Choice architecture is another compelling concept. The premise is simple: We hardly make any of our decisions in vacuum; the environment in which these decisions are made has an influence. If health systems were designed with these insights in mind, people would be more likely to make better choices—without being forced.
This theory, proposed by Richard Thaler, who won the 2017 Nobel Prize in Economics, was put to the test by physicians at the University of Pennsylvania. In their study, flu vaccination rates at primary care practices increased by 9.5 percent all because the staff implemented "active choice intervention" in their electronic health records—a prompt that nudged doctors and nurses to ask patients if they'd gotten the vaccine yet. This study illustrated how an intervention as simple as a reminder can save lives.
To be sure, some bioethicists do worry about implementing these policies. Are behavioral nudges akin to increased scrutiny or a burden for the disadvantaged? For example, would incentives to quit smoking unfairly target the poor, who are more likely to receive criticism for bad choices?
The measles outbreak is a sober reminder of how devastating it can be when the social contract breaks down.
While this is a valid concern, behavioral economics offers one of the only ethical solutions to increasing vaccination rates by addressing the most critical—and often legal—challenge to universal vaccinations: mandates. Choice architecture and other interventions encourage and inform a choice, allowing an individual to retain his or her right to refuse unwanted treatment. This distinction is especially important, as evidence suggests that people who refuse vaccinations often do so as a result of cognitive biases – systematic errors in thinking resulting from emotional attachment or a lack of information.

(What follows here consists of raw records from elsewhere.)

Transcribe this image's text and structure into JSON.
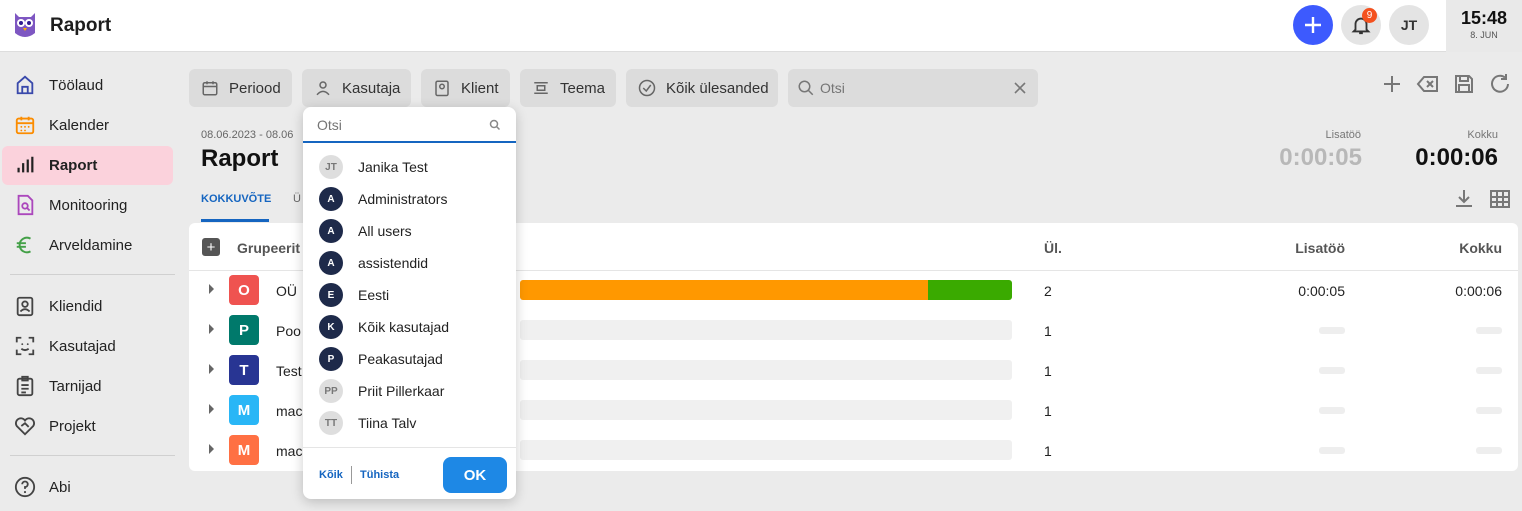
{
  "app": {
    "title": "Raport"
  },
  "topbar": {
    "notifications_count": "9",
    "user_initials": "JT",
    "time": "15:48",
    "date": "8. JUN",
    "accent_color": "#3d5afe"
  },
  "sidebar": {
    "items": [
      {
        "label": "Töölaud",
        "icon": "home-icon"
      },
      {
        "label": "Kalender",
        "icon": "calendar-icon"
      },
      {
        "label": "Raport",
        "icon": "bar-chart-icon",
        "active": true
      },
      {
        "label": "Monitooring",
        "icon": "monitor-doc-icon"
      },
      {
        "label": "Arveldamine",
        "icon": "euro-icon"
      },
      {
        "label": "Kliendid",
        "icon": "contact-card-icon"
      },
      {
        "label": "Kasutajad",
        "icon": "face-scan-icon"
      },
      {
        "label": "Tarnijad",
        "icon": "clipboard-icon"
      },
      {
        "label": "Projekt",
        "icon": "handshake-icon"
      },
      {
        "label": "Abi",
        "icon": "help-icon"
      }
    ]
  },
  "filters": {
    "periood": "Periood",
    "kasutaja": "Kasutaja",
    "klient": "Klient",
    "teema": "Teema",
    "ulesanded": "Kõik ülesanded",
    "search_placeholder": "Otsi"
  },
  "report": {
    "date_range": "08.06.2023 - 08.06",
    "title": "Raport",
    "lisatoo_label": "Lisatöö",
    "lisatoo_value": "0:00:05",
    "kokku_label": "Kokku",
    "kokku_value": "0:00:06",
    "tab_active": "KOKKUVÕTE",
    "tab_other": "Ü"
  },
  "table": {
    "group_label": "Grupeerit",
    "col_ul": "Ül.",
    "col_lisatoo": "Lisatöö",
    "col_kokku": "Kokku",
    "rows": [
      {
        "letter": "O",
        "color": "#ef5350",
        "name": "OÜ",
        "count": "2",
        "lisatoo": "0:00:05",
        "kokku": "0:00:06",
        "bar": [
          {
            "value": 0.83,
            "color": "#ff9800"
          },
          {
            "value": 0.17,
            "color": "#3aaa00"
          }
        ]
      },
      {
        "letter": "P",
        "color": "#00796b",
        "name": "Poo",
        "count": "1",
        "lisatoo": "",
        "kokku": "",
        "bar": []
      },
      {
        "letter": "T",
        "color": "#283593",
        "name": "Test",
        "count": "1",
        "lisatoo": "",
        "kokku": "",
        "bar": []
      },
      {
        "letter": "M",
        "color": "#29b6f6",
        "name": "mac",
        "count": "1",
        "lisatoo": "",
        "kokku": "",
        "bar": []
      },
      {
        "letter": "M",
        "color": "#ff7043",
        "name": "mac",
        "count": "1",
        "lisatoo": "",
        "kokku": "",
        "bar": []
      }
    ]
  },
  "dropdown": {
    "search_placeholder": "Otsi",
    "items": [
      {
        "initials": "JT",
        "label": "Janika Test",
        "kind": "user"
      },
      {
        "initials": "A",
        "label": "Administrators",
        "kind": "group"
      },
      {
        "initials": "A",
        "label": "All users",
        "kind": "group"
      },
      {
        "initials": "A",
        "label": "assistendid",
        "kind": "group"
      },
      {
        "initials": "E",
        "label": "Eesti",
        "kind": "group"
      },
      {
        "initials": "K",
        "label": "Kõik kasutajad",
        "kind": "group"
      },
      {
        "initials": "P",
        "label": "Peakasutajad",
        "kind": "group"
      },
      {
        "initials": "PP",
        "label": "Priit Pillerkaar",
        "kind": "user"
      },
      {
        "initials": "TT",
        "label": "Tiina Talv",
        "kind": "user"
      }
    ],
    "all_label": "Kõik",
    "clear_label": "Tühista",
    "ok_label": "OK"
  }
}
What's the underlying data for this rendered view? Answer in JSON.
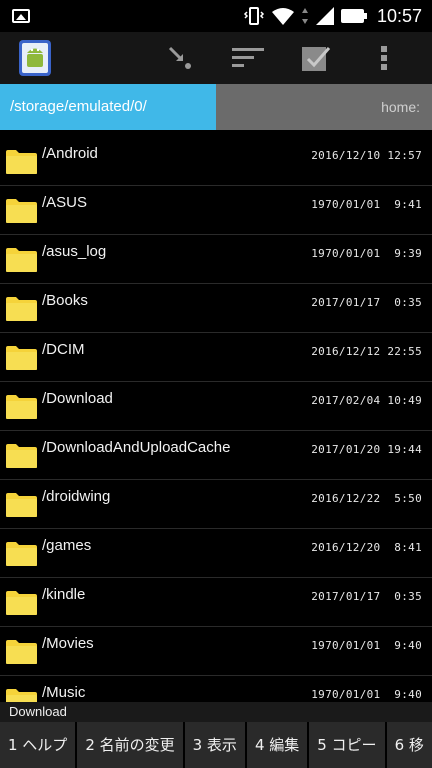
{
  "status": {
    "time": "10:57"
  },
  "path": {
    "current": "/storage/emulated/0/",
    "home": "home:"
  },
  "files": [
    {
      "name": "/Android",
      "date": "2016/12/10 12:57"
    },
    {
      "name": "/ASUS",
      "date": "1970/01/01  9:41"
    },
    {
      "name": "/asus_log",
      "date": "1970/01/01  9:39"
    },
    {
      "name": "/Books",
      "date": "2017/01/17  0:35"
    },
    {
      "name": "/DCIM",
      "date": "2016/12/12 22:55"
    },
    {
      "name": "/Download",
      "date": "2017/02/04 10:49"
    },
    {
      "name": "/DownloadAndUploadCache",
      "date": "2017/01/20 19:44"
    },
    {
      "name": "/droidwing",
      "date": "2016/12/22  5:50"
    },
    {
      "name": "/games",
      "date": "2016/12/20  8:41"
    },
    {
      "name": "/kindle",
      "date": "2017/01/17  0:35"
    },
    {
      "name": "/Movies",
      "date": "1970/01/01  9:40"
    },
    {
      "name": "/Music",
      "date": "1970/01/01  9:40"
    }
  ],
  "bottom_label": "Download",
  "fkeys": [
    "1 ヘルプ",
    "2 名前の変更",
    "3 表示",
    "4 編集",
    "5 コピー",
    "6 移"
  ],
  "colors": {
    "path_active": "#40b8e8",
    "path_inactive": "#6b6b6b",
    "folder": "#f5d33a"
  }
}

For instance, people are prone to "confirmation bias," or a tendency to selectively believe in information that confirms their preexisting theories, rather than the available evidence. At the same time, people do not like mandates. In such situations, choice architecture provides a useful option: people are nudged to make the right choice via the design of health delivery systems, without needing policies that rely on force.

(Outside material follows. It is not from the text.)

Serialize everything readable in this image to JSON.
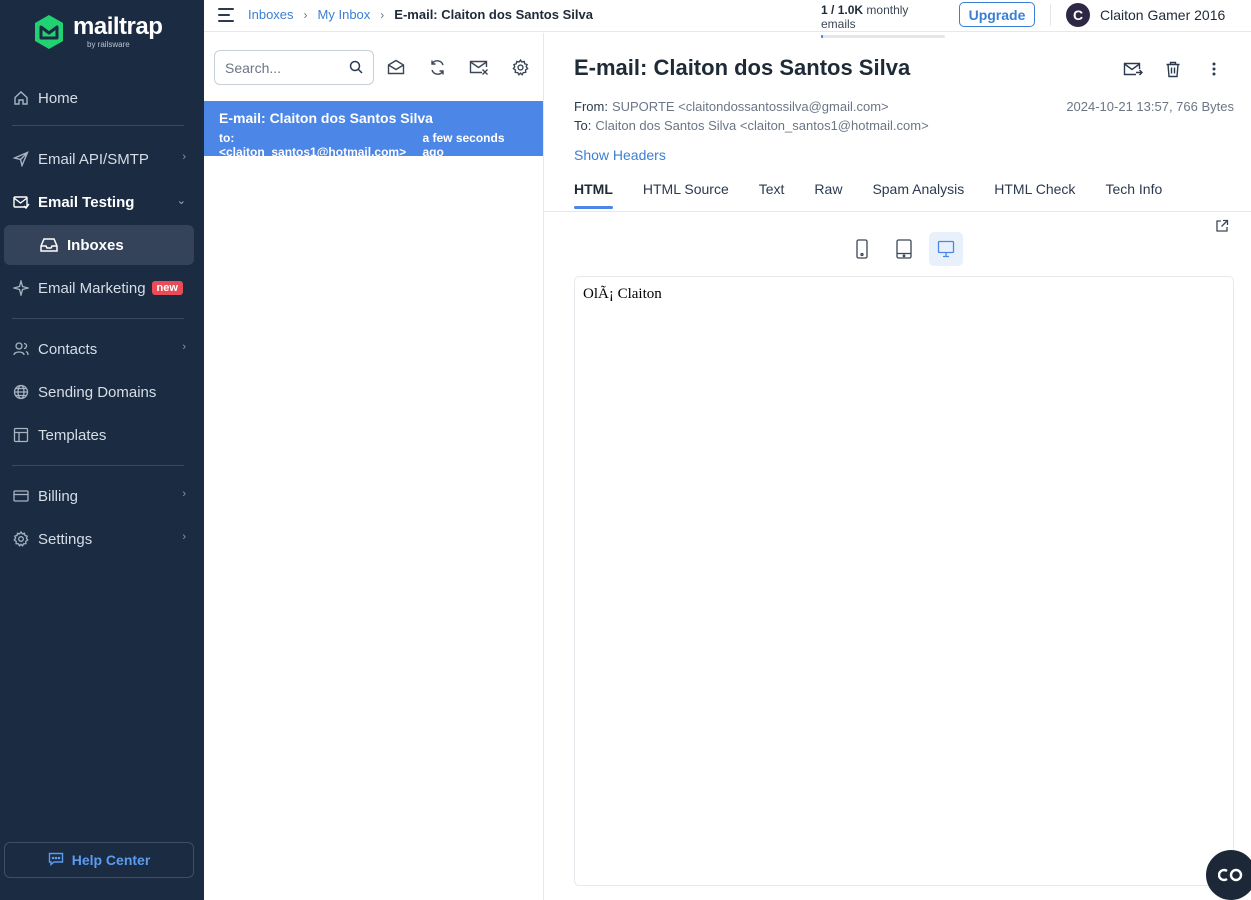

The measles outbreak is a sober reminder of how devastating it can be when the social contract breaks down and people fall prey to misinformation. But all is not lost. As we fight a larger societal battle against alternative facts, we now have another option in the trenches to subtly encourage people to make better choices.
Using insights from research in decision-making, we can all contribute meaningfully in controversial conversations with family, friends, neighbors, colleagues, and our representatives — and push for policies that protect those we care about. A little more than a hundred years ago, thousands of lives were routinely lost to preventive illnesses. We've come too far to let ignorance destroy us now.